Auto-Scale Plugins and API

Azure CycleCloud provides APIs to allow users to enable auto-scaling for cluster types that are not already built-in.

There are two basic forms of auto-scale plugin: cluster-side and server-side.

Cluster-side auto-scale plugins are executables run on nodes within the cluster itself that use the CycleCloud REST API to request scale up and scale down. Cluster-side plugins generally only require knowledge of the system being scaled, and require much less knowledge of the CycleCloud APIs.

Server-side plugins run inside CycleCloud itself and use the CycleCloud Java or Python plugin development APIs to monitor cluster state and request scale-up and scale-down directly.


The GridEngine and HTCondor scheduler integrations provide a simplified API for customizing the auto-scaling decisions using data collected by the built-in monitoring. Users should not need to use the full Auto-Scale Plugin API for any cluster type that provides built-in auto-scaling.

Cluster-Side API

Building Cluster-side auto-scale plugins is intended to be very simple for developers who understand the systems in their clusters.

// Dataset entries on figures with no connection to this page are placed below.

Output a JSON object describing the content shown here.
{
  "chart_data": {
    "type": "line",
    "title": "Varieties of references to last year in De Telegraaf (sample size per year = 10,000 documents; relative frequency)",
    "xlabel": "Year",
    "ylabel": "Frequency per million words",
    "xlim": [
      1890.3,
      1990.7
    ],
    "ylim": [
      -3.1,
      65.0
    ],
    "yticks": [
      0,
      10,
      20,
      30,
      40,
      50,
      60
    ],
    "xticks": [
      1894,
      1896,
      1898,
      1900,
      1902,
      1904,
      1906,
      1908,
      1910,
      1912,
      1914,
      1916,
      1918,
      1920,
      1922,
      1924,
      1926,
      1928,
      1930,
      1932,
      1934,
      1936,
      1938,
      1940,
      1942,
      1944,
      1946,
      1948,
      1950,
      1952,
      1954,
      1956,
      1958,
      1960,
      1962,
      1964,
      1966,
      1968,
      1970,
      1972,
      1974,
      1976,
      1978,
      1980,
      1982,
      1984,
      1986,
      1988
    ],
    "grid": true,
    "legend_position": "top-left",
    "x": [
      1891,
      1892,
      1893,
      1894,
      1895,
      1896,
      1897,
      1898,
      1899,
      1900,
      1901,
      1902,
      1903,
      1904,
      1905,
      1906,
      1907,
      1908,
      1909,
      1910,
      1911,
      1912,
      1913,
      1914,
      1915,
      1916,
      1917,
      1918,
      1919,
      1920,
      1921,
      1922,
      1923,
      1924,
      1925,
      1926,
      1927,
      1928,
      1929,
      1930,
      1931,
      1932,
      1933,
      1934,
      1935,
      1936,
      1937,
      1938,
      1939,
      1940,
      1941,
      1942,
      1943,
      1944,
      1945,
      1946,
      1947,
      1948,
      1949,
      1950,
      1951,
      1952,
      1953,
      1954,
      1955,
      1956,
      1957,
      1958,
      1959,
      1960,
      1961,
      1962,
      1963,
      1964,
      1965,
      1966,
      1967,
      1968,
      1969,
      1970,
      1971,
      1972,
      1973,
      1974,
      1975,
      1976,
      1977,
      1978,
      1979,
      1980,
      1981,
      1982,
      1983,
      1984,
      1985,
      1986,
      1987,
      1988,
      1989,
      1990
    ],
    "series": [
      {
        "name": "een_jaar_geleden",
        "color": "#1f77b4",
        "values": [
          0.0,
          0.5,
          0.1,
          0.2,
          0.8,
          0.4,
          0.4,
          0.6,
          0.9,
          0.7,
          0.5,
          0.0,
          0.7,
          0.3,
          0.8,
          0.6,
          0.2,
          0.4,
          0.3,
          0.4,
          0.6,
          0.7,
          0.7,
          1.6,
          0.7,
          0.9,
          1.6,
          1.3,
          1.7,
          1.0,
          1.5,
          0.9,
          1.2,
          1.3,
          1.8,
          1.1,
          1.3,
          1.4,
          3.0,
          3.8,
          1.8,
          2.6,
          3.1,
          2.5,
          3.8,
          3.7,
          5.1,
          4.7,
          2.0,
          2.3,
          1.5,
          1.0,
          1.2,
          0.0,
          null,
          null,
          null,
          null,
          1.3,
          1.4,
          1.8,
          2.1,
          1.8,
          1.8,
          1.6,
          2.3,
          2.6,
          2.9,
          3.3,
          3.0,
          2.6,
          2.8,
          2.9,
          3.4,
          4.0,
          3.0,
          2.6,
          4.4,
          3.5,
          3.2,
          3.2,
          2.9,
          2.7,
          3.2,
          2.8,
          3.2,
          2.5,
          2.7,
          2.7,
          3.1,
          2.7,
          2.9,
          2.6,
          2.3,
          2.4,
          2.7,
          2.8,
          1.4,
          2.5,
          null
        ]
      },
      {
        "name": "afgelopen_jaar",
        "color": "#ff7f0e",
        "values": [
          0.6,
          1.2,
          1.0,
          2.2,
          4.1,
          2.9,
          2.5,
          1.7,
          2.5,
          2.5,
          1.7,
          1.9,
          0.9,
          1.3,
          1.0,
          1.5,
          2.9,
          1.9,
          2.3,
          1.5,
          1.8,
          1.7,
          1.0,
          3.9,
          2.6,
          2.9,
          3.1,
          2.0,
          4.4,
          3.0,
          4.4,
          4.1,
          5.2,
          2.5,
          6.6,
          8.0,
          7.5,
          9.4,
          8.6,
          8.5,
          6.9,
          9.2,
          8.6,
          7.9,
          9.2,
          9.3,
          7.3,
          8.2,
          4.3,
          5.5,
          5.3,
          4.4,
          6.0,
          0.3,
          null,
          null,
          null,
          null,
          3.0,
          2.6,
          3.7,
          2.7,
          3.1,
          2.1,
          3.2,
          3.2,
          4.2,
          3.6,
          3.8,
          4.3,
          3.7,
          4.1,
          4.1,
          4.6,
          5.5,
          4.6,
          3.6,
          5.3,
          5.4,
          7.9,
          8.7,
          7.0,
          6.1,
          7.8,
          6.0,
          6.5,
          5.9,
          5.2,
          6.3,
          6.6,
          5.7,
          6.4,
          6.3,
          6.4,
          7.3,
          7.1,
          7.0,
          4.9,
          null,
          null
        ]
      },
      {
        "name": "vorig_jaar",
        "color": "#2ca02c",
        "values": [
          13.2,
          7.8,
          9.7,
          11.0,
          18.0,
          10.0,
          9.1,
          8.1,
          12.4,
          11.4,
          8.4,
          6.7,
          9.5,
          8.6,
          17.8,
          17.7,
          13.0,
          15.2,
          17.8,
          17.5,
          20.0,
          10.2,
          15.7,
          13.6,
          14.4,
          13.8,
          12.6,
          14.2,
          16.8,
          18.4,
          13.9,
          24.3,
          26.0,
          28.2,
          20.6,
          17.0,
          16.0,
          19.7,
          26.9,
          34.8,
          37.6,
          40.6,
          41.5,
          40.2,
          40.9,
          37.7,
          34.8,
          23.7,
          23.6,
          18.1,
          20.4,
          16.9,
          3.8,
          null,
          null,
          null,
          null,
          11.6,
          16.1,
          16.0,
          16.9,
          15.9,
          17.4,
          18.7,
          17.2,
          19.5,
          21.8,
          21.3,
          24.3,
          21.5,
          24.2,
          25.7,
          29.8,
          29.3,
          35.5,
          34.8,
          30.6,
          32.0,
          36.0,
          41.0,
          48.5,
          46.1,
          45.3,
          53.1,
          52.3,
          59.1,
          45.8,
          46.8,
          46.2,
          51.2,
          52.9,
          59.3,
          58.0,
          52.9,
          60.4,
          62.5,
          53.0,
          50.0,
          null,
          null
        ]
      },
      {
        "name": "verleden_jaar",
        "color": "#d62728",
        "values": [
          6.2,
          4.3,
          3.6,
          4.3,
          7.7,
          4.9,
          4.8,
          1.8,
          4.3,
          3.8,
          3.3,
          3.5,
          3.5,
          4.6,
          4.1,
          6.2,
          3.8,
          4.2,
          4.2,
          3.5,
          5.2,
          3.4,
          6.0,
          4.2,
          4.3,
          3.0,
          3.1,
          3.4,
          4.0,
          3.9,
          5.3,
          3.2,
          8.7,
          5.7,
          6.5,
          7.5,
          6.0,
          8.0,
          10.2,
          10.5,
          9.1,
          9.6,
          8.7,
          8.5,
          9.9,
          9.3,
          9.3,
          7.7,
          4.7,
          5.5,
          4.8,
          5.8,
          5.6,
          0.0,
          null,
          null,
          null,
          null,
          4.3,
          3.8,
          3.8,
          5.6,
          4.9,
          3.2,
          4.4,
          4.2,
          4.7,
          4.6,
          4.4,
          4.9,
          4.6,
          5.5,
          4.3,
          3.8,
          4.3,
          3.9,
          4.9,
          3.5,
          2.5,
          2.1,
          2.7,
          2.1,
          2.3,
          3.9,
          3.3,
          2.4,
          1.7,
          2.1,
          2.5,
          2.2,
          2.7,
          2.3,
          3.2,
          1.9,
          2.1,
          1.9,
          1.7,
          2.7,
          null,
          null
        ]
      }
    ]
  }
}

Cluster-side plugins are executables running on one or more nodes in the cluster (often as system services or cron jobs or scheduled tasks in Windows). They may be installed and configured using Chef or Cluster-Init, or they may be baked into the image. They may also include HealthCheck scripts to ensure that scale-down occurs in the case of failures.

The executables are responsible for monitoring the cluster and reporting demand for scale-up and scale-down to CycleCloud.


CycleCloud offers a simple python API for clusters to request changes to existing node arrays as well as dynamically creating new node arrays on the fly. Typically autoscaling occurs by setting either the TargetCount or TargetCoreCount of a node array to increase the number of resources CycleCloud will allocate.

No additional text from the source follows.